In recent weeks, as the Republican presidential field has been busy tearing each other apart while the primaries heated up, Democrats have been feeling a lot better about their chances to re-elect Barack Obama. The spectacle of the GOP’s internecine warfare and slightly better, though by no means encouraging, economic statistics have led some to believe the president may have an easier time this fall than many had thought just a few months ago. But the latest Gallup survey of the president’s approval ratings tells a very different story. Breaking down the job approval numbers state by state, Gallup presents a picture that ought to be deeply distressing to the White House.

If you add up the states where the president has a net positive approval rating in 2011, you only get a total of 215 electoral votes, while those where he has a net negative rating amount to 323. If these numbers remain unchanged through the fall that would mean a decisive loss in the Electoral College for Obama.

It is true the negative job approval numbers for 2011 are an average of the entire last year and not necessarily a snapshot of what people think today, let alone next November. It is also a poll that does not pit the president against an actual opponent but instead measures only what voters think about him. However, it is hard to argue that the daily tracking poll over a lengthy period is an aberration. It also appears, at least for the moment, that the Republicans are likely to nominate their most electable candidate in Mitt Romney.

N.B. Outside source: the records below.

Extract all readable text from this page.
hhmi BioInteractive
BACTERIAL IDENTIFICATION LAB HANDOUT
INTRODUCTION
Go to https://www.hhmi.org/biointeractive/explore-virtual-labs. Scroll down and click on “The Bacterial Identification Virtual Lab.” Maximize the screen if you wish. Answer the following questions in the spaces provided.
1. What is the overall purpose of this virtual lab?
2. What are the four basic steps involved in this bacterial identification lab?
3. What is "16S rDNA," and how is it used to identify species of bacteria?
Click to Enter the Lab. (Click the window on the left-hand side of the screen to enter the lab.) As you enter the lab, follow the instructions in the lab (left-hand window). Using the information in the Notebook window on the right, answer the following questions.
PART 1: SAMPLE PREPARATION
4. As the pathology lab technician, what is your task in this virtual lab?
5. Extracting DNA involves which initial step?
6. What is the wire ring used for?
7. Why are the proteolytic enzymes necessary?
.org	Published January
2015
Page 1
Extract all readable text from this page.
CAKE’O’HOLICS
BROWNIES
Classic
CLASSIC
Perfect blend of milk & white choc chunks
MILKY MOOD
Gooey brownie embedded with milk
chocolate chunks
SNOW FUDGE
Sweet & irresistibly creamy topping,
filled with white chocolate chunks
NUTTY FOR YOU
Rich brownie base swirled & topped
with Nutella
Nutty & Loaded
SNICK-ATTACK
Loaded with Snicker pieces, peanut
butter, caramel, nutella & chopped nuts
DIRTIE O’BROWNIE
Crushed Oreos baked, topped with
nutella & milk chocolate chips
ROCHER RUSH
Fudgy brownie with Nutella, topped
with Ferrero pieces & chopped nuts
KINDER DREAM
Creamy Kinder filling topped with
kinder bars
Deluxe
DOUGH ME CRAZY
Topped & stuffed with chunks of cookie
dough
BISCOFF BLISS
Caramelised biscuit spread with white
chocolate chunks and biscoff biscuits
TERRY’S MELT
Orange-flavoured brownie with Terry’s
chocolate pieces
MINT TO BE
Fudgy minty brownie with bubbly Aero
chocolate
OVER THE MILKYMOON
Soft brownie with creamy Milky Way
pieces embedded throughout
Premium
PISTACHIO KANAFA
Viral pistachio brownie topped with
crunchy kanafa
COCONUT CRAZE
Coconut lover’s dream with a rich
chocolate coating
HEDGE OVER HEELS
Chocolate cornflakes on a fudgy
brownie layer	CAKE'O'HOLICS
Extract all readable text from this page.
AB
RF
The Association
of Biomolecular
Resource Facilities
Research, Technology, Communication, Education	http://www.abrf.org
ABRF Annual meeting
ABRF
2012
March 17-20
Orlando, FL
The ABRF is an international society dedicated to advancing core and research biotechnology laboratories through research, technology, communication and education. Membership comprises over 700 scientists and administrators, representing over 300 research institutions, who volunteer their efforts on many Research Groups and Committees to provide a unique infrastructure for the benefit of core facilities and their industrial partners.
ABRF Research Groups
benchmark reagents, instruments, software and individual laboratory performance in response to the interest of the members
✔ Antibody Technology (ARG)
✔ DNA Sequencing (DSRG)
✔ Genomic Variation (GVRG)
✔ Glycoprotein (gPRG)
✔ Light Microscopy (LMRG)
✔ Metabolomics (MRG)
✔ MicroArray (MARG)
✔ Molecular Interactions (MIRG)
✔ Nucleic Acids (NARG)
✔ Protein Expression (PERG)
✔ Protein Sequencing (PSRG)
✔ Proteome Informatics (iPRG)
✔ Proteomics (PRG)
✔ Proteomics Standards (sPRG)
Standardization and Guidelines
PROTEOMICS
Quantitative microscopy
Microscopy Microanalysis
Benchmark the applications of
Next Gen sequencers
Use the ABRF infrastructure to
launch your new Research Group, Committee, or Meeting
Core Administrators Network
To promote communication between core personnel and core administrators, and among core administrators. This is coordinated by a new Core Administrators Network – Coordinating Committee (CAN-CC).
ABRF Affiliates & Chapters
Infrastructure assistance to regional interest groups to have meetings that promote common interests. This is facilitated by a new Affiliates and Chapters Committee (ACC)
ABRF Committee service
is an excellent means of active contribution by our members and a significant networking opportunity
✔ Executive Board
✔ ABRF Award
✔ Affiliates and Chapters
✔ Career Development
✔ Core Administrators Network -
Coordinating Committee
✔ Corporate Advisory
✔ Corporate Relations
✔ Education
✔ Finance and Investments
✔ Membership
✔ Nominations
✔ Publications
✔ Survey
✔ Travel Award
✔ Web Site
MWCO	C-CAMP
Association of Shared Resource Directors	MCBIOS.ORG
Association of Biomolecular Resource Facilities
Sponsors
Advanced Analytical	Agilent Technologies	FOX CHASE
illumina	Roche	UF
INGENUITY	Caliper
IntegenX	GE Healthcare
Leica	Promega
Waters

Moreover, this map shows the divide between red state America and the blue has decisively shifted to the advantage of the former. In this formulation, Obama has put himself in position to lose every state south of the Mason-Dixon Line and every one west of the Mississippi except for California and Washington. Whereas Obama in 2008 was able to make inroads in the South and West, he now finds himself only ahead in the Northeast and in a few Democratic strongholds in the Midwest and the West. Most importantly, he is behind in terms of approval in most of the key battleground states such as Florida, Pennsylvania and Ohio.

None of this preordains a Republican victory in 2012. But when they stop chortling about the GOP attacks on Romney and Newt Gingrich, Democrats need to remind themselves a president with an approval rating in the mid-40s is in big trouble. If Obama is going to give himself a chance to be re-elected, he’s going to have do something to change that number or count on vacating the White House next January.